Let’s take a look at two such options.
Registered retirement savings plans (RRSPs)
You may have seen banks advertise about RRSPs, typically in January and February. That’s around the deadline for Canadians to contribute to these accounts in order to use them for the previous tax year.
So what are RRSPs and why should you consider contributing to one?
RRSPs can be used to reduce your current income tax burden and grow your savings for retirement. Any Canadian who has “earned income” (salary, wages, or rental income) can open an RRSP through a qualified financial institution. Every year, you’re allowed to contribute 18% of your earned income, or a specified amount, whichever is less (in 2016, the specified amount is $25,370).
That amount can then be deducted from your taxable income, which reduces the tax you’ll have to pay the government. For example, if your taxable income is $40,000, and you’re able to make a $5,000 RRSP contribution, your taxable income is then reduced to $35,000. In some cases, it will mean that you’ll fall into a lower tax bracket, so you’ll pay even less in taxes.
Before contributing to an RRSP, you have to decide how to invest the money.
There are a variety of investments the government allows you to hold in an RRSP. These include GICs (be sure to check out the best GIC rates), stocks, bonds, and mutual funds, among others. You can also get an RRSP high-interest savings account.
The beauty of an RRSP is that so long as the money is within the account, it can grow tax-free. Even though the money is intended for retirement, you can make tax-free withdrawals from your RRSP to buy a home or to go back to school. But keep in mind that any money you take out must be deposited back into your account or it’ll be considered taxable income.
Tax-free savings accounts (TFSAs)
RRSPs allow you to defer tax and build up your savings in the meantime. Tax-free savings accounts are similar, but they work a bit differently. With a TFSA, every Canadian 18 and older may contribute a specified amount of money into this account (In 2016, the amount is $5,500). You may also use up any room from previous years that you did not take advantage of. Just because you didn’t contribute in one year does not mean you’ve lost out. As with RRSPs, you’re permitted to invest TFSA money in a wide variety of products. Stocks, bonds, and mutual funds are some of the most common investments people make.

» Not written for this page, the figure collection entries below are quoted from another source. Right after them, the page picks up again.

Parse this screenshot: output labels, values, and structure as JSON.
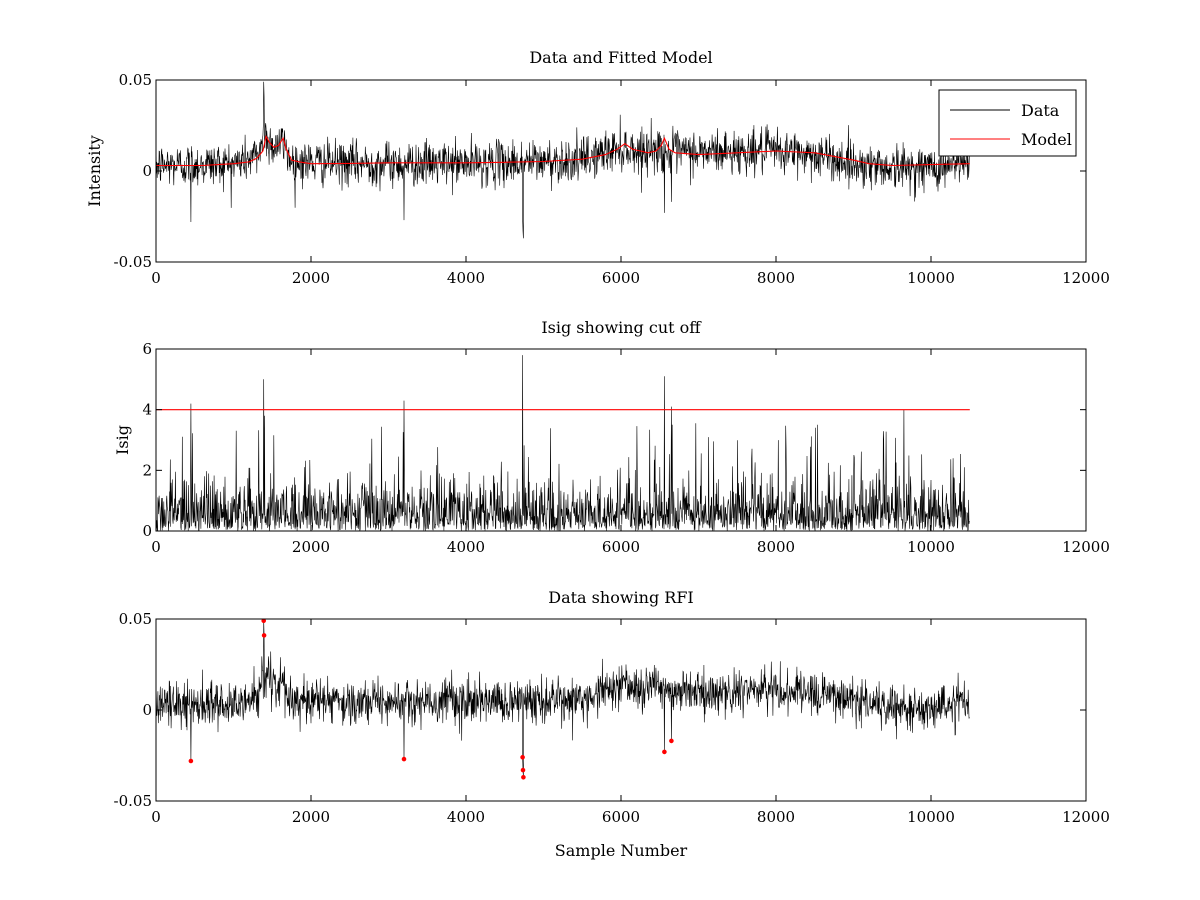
{
  "chart_data": [
    {
      "type": "line",
      "title": "Data and Fitted Model",
      "xlabel": "",
      "ylabel": "Intensity",
      "xlim": [
        0,
        12000
      ],
      "ylim": [
        -0.05,
        0.05
      ],
      "xticks": [
        0,
        2000,
        4000,
        6000,
        8000,
        10000,
        12000
      ],
      "xtick_labels": [
        "0",
        "2000",
        "4000",
        "6000",
        "8000",
        "10000",
        "12000"
      ],
      "yticks": [
        -0.05,
        0,
        0.05
      ],
      "ytick_labels": [
        "-0.05",
        "0",
        "0.05"
      ],
      "legend": {
        "position": "top-right",
        "entries": [
          "Data",
          "Model"
        ]
      },
      "series": [
        {
          "name": "Data",
          "color": "#000000",
          "kind": "noisy",
          "n_samples": 10500,
          "baseline": [
            [
              0,
              0.003
            ],
            [
              1000,
              0.004
            ],
            [
              1300,
              0.008
            ],
            [
              1400,
              0.02
            ],
            [
              1500,
              0.014
            ],
            [
              1650,
              0.015
            ],
            [
              1750,
              0.005
            ],
            [
              2500,
              0.004
            ],
            [
              4000,
              0.004
            ],
            [
              5500,
              0.006
            ],
            [
              6000,
              0.013
            ],
            [
              6200,
              0.011
            ],
            [
              6500,
              0.012
            ],
            [
              6600,
              0.01
            ],
            [
              8000,
              0.011
            ],
            [
              8500,
              0.009
            ],
            [
              9000,
              0.004
            ],
            [
              9500,
              0.002
            ],
            [
              10000,
              0.002
            ],
            [
              10500,
              0.004
            ]
          ],
          "noise_sd": 0.006,
          "spikes": [
            [
              450,
              -0.028
            ],
            [
              1390,
              0.049
            ],
            [
              1395,
              0.041
            ],
            [
              3200,
              -0.027
            ],
            [
              4730,
              -0.026
            ],
            [
              4735,
              -0.033
            ],
            [
              4740,
              -0.037
            ],
            [
              6560,
              -0.023
            ],
            [
              6650,
              -0.017
            ]
          ]
        },
        {
          "name": "Model",
          "color": "#ff0000",
          "kind": "line",
          "x": [
            0,
            200,
            400,
            600,
            800,
            1000,
            1100,
            1200,
            1300,
            1380,
            1420,
            1460,
            1520,
            1580,
            1640,
            1680,
            1750,
            1850,
            2000,
            2500,
            3000,
            3500,
            4000,
            4500,
            5000,
            5500,
            5800,
            5950,
            6050,
            6150,
            6250,
            6350,
            6450,
            6520,
            6560,
            6620,
            6700,
            7000,
            7500,
            8000,
            8500,
            9000,
            9200,
            9500,
            10000,
            10500
          ],
          "y": [
            0.003,
            0.003,
            0.003,
            0.003,
            0.0035,
            0.004,
            0.0045,
            0.005,
            0.007,
            0.011,
            0.019,
            0.016,
            0.013,
            0.014,
            0.018,
            0.012,
            0.006,
            0.005,
            0.004,
            0.0042,
            0.0045,
            0.0045,
            0.0045,
            0.0048,
            0.0052,
            0.0065,
            0.009,
            0.012,
            0.015,
            0.012,
            0.011,
            0.01,
            0.011,
            0.014,
            0.018,
            0.012,
            0.01,
            0.009,
            0.01,
            0.011,
            0.01,
            0.006,
            0.004,
            0.003,
            0.0035,
            0.004
          ]
        }
      ]
    },
    {
      "type": "line",
      "title": "Isig showing cut off",
      "xlabel": "",
      "ylabel": "Isig",
      "xlim": [
        0,
        12000
      ],
      "ylim": [
        0,
        6
      ],
      "xticks": [
        0,
        2000,
        4000,
        6000,
        8000,
        10000,
        12000
      ],
      "xtick_labels": [
        "0",
        "2000",
        "4000",
        "6000",
        "8000",
        "10000",
        "12000"
      ],
      "yticks": [
        0,
        2,
        4,
        6
      ],
      "ytick_labels": [
        "0",
        "2",
        "4",
        "6"
      ],
      "series": [
        {
          "name": "Isig",
          "color": "#000000",
          "kind": "noisy-abs",
          "n_samples": 10500,
          "mean": 0.8,
          "spikes": [
            [
              450,
              4.2
            ],
            [
              1390,
              5.0
            ],
            [
              1400,
              3.8
            ],
            [
              3200,
              4.3
            ],
            [
              4730,
              5.8
            ],
            [
              6560,
              5.1
            ],
            [
              6650,
              4.1
            ],
            [
              9650,
              4.0
            ]
          ]
        },
        {
          "name": "Cut off",
          "color": "#ff0000",
          "kind": "line",
          "x": [
            0,
            10500
          ],
          "y": [
            4,
            4
          ]
        }
      ]
    },
    {
      "type": "line",
      "title": "Data showing RFI",
      "xlabel": "Sample Number",
      "ylabel": "",
      "xlim": [
        0,
        12000
      ],
      "ylim": [
        -0.05,
        0.05
      ],
      "xticks": [
        0,
        2000,
        4000,
        6000,
        8000,
        10000,
        12000
      ],
      "xtick_labels": [
        "0",
        "2000",
        "4000",
        "6000",
        "8000",
        "10000",
        "12000"
      ],
      "yticks": [
        -0.05,
        0,
        0.05
      ],
      "ytick_labels": [
        "-0.05",
        "0",
        "0.05"
      ],
      "series": [
        {
          "name": "Data",
          "color": "#000000",
          "kind": "noisy",
          "n_samples": 10500,
          "baseline": [
            [
              0,
              0.003
            ],
            [
              1000,
              0.004
            ],
            [
              1300,
              0.008
            ],
            [
              1400,
              0.02
            ],
            [
              1500,
              0.014
            ],
            [
              1650,
              0.015
            ],
            [
              1750,
              0.005
            ],
            [
              2500,
              0.004
            ],
            [
              4000,
              0.004
            ],
            [
              5500,
              0.006
            ],
            [
              6000,
              0.013
            ],
            [
              6200,
              0.011
            ],
            [
              6500,
              0.012
            ],
            [
              6600,
              0.01
            ],
            [
              8000,
              0.011
            ],
            [
              8500,
              0.009
            ],
            [
              9000,
              0.004
            ],
            [
              9500,
              0.002
            ],
            [
              10000,
              0.002
            ],
            [
              10500,
              0.004
            ]
          ],
          "noise_sd": 0.006,
          "spikes": [
            [
              450,
              -0.028
            ],
            [
              1390,
              0.049
            ],
            [
              1395,
              0.041
            ],
            [
              3200,
              -0.027
            ],
            [
              4730,
              -0.026
            ],
            [
              4735,
              -0.033
            ],
            [
              4740,
              -0.037
            ],
            [
              6560,
              -0.023
            ],
            [
              6650,
              -0.017
            ]
          ]
        },
        {
          "name": "RFI",
          "color": "#ff0000",
          "kind": "markers",
          "x": [
            450,
            1390,
            1395,
            3200,
            4730,
            4735,
            4740,
            6560,
            6650
          ],
          "y": [
            -0.028,
            0.049,
            0.041,
            -0.027,
            -0.026,
            -0.033,
            -0.037,
            -0.023,
            -0.017
          ]
        }
      ]
    }
  ]
}
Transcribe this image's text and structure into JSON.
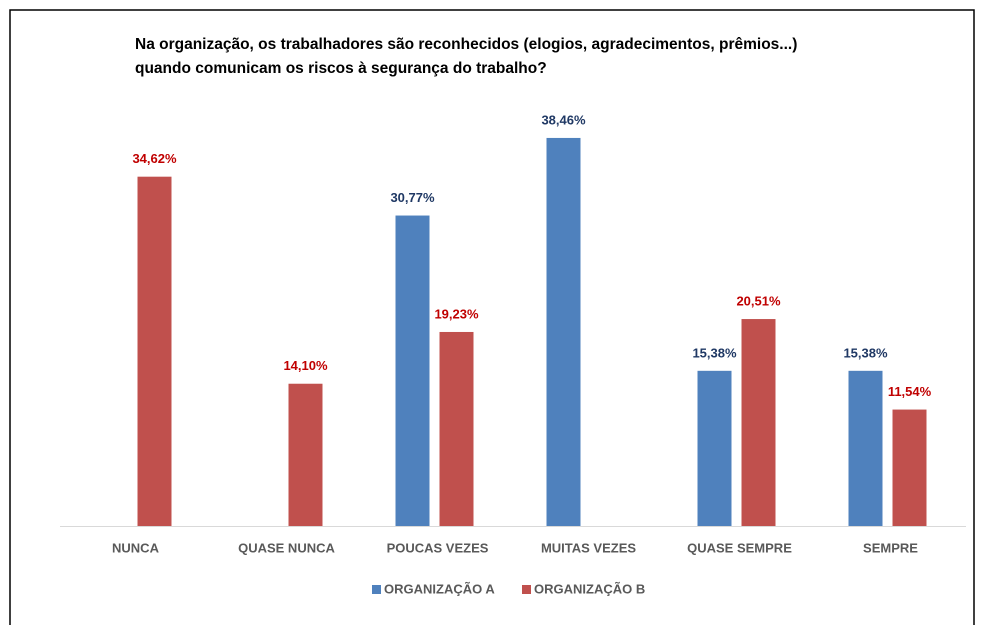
{
  "chart_data": {
    "type": "bar",
    "title": [
      "Na organização, os trabalhadores são reconhecidos (elogios, agradecimentos, prêmios...)",
      "quando comunicam os riscos à segurança do trabalho?"
    ],
    "categories": [
      "NUNCA",
      "QUASE NUNCA",
      "POUCAS VEZES",
      "MUITAS VEZES",
      "QUASE SEMPRE",
      "SEMPRE"
    ],
    "series": [
      {
        "name": "ORGANIZAÇÃO A",
        "color": "#4f81bd",
        "label_color": "#1f3864",
        "values": [
          null,
          null,
          30.77,
          38.46,
          15.38,
          15.38
        ],
        "value_labels": [
          null,
          null,
          "30,77%",
          "38,46%",
          "15,38%",
          "15,38%"
        ]
      },
      {
        "name": "ORGANIZAÇÃO B",
        "color": "#c0504d",
        "label_color": "#c00000",
        "values": [
          34.62,
          14.1,
          19.23,
          null,
          20.51,
          11.54
        ],
        "value_labels": [
          "34,62%",
          "14,10%",
          "19,23%",
          null,
          "20,51%",
          "11,54%"
        ]
      }
    ],
    "legend": "bottom"
  }
}
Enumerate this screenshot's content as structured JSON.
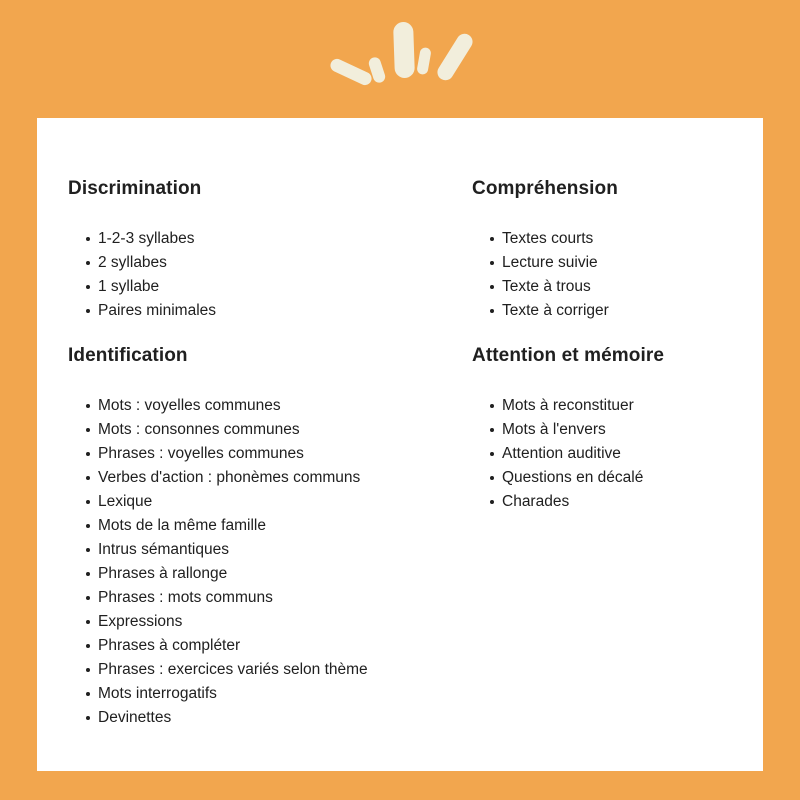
{
  "colors": {
    "background": "#F2A64E",
    "card": "#FFFFFF",
    "decoration": "#F2EEDC",
    "text": "#202020"
  },
  "decoration": {
    "icon": "sunburst-strokes-icon"
  },
  "sections": [
    {
      "title": "Discrimination",
      "items": [
        "1-2-3 syllabes",
        "2 syllabes",
        "1 syllabe",
        "Paires minimales"
      ]
    },
    {
      "title": "Compréhension",
      "items": [
        "Textes courts",
        "Lecture suivie",
        "Texte à trous",
        "Texte à corriger"
      ]
    },
    {
      "title": "Identification",
      "items": [
        "Mots : voyelles communes",
        "Mots : consonnes communes",
        "Phrases : voyelles communes",
        "Verbes d'action : phonèmes communs",
        "Lexique",
        "Mots de la même famille",
        "Intrus sémantiques",
        "Phrases à rallonge",
        "Phrases : mots communs",
        "Expressions",
        "Phrases à compléter",
        "Phrases : exercices variés selon thème",
        "Mots interrogatifs",
        "Devinettes"
      ]
    },
    {
      "title": "Attention et mémoire",
      "items": [
        "Mots à reconstituer",
        "Mots à l'envers",
        "Attention auditive",
        "Questions en décalé",
        "Charades"
      ]
    }
  ]
}
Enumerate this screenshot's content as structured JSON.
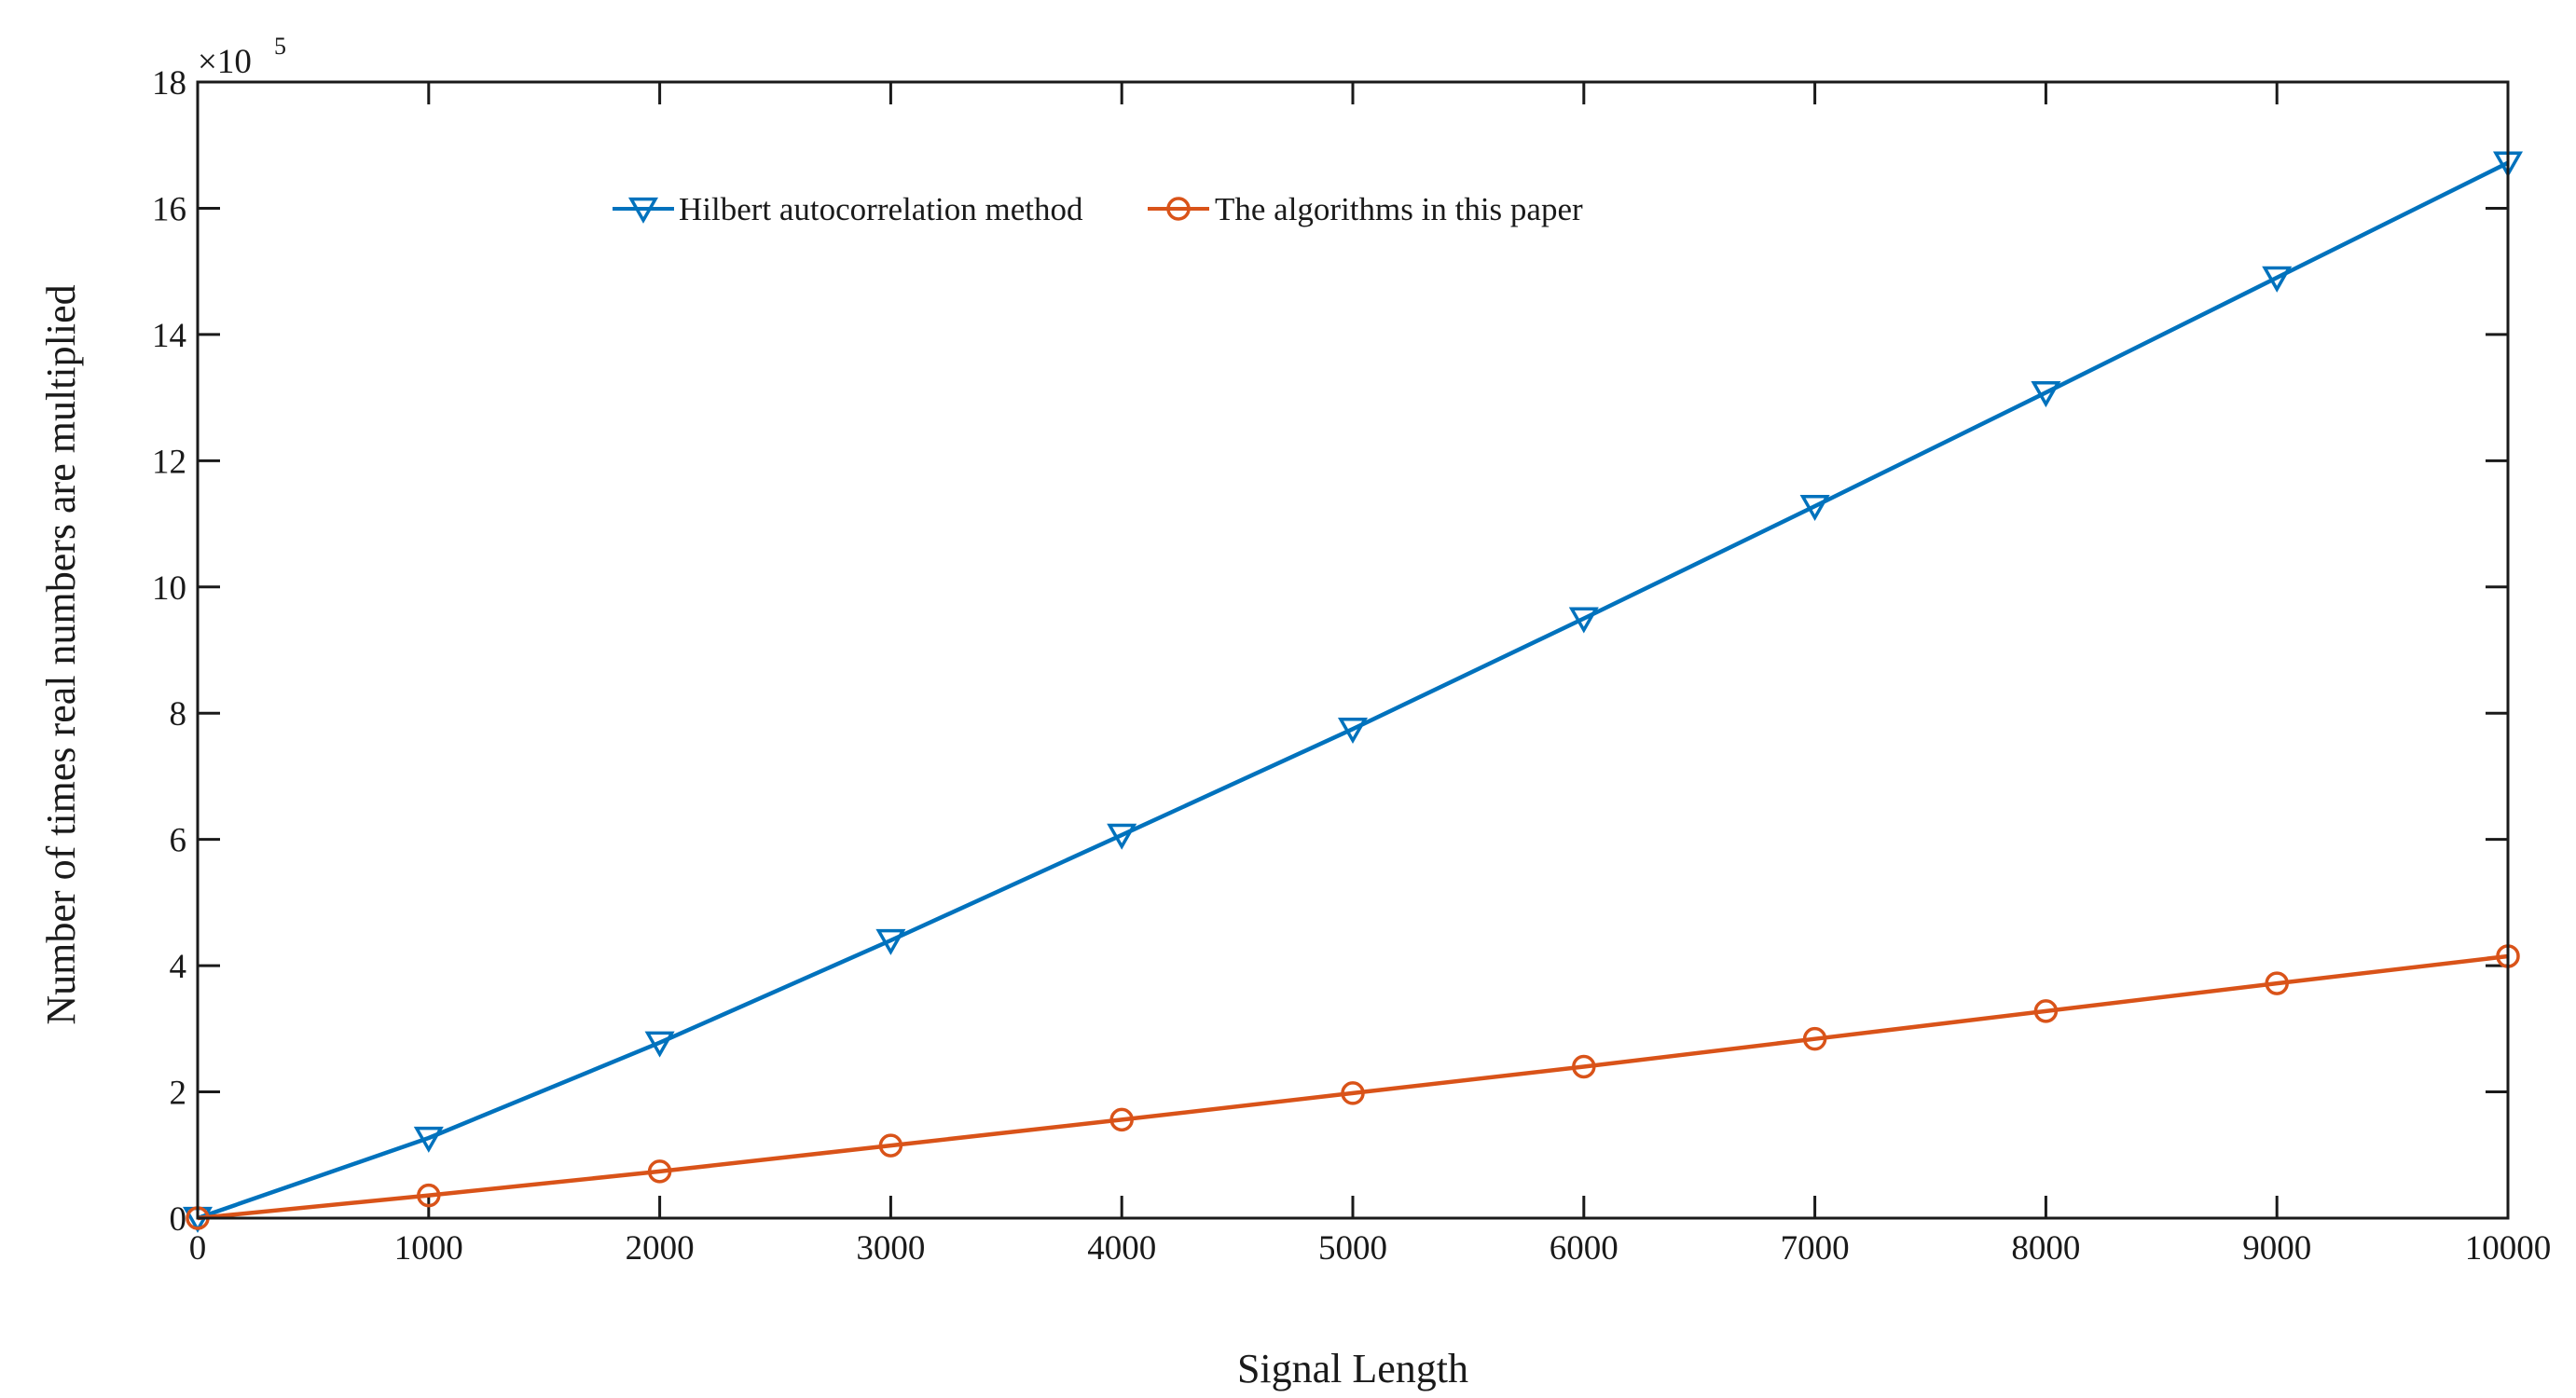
{
  "chart_data": {
    "type": "line",
    "title": "",
    "xlabel": "Signal Length",
    "ylabel": "Number of times real numbers are multiplied",
    "y_multiplier_base": "×10",
    "y_multiplier_exponent": "5",
    "xlim": [
      0,
      10000
    ],
    "ylim": [
      0,
      18
    ],
    "xticks": [
      "0",
      "1000",
      "2000",
      "3000",
      "4000",
      "5000",
      "6000",
      "7000",
      "8000",
      "9000",
      "10000"
    ],
    "yticks": [
      "0",
      "2",
      "4",
      "6",
      "8",
      "10",
      "12",
      "14",
      "16",
      "18"
    ],
    "grid": false,
    "legend_position": "top-center",
    "x": [
      0,
      1000,
      2000,
      3000,
      4000,
      5000,
      6000,
      7000,
      8000,
      9000,
      10000
    ],
    "series": [
      {
        "name": "Hilbert autocorrelation method",
        "color": "#0072BD",
        "marker": "triangle-down",
        "values": [
          0,
          1.27,
          2.78,
          4.4,
          6.07,
          7.75,
          9.5,
          11.28,
          13.08,
          14.9,
          16.72
        ]
      },
      {
        "name": "The algorithms in this paper",
        "color": "#D95319",
        "marker": "circle",
        "values": [
          0,
          0.36,
          0.74,
          1.15,
          1.56,
          1.98,
          2.4,
          2.84,
          3.28,
          3.72,
          4.15
        ]
      }
    ]
  }
}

RRSPs are geared for retirement, but TFSAs can be used for whatever you’d like. You can see it as a parallel retirement savings plan if you wish. But you can also use your TFSA to save for an emergency or for something specific like a new car or a trip. And because the money you contribute has already been taxed, there’s no tax payable once you withdraw money from your account.
Start early and keep at it
There’s no time like the present when it comes to contributing to TFSAs and RRSPs. The earlier you open one of these accounts, the faster you’ll be able to grow your investments. And with RRSPs, you’ll be able to use your contributions as a tax deduction, so it’s win-win.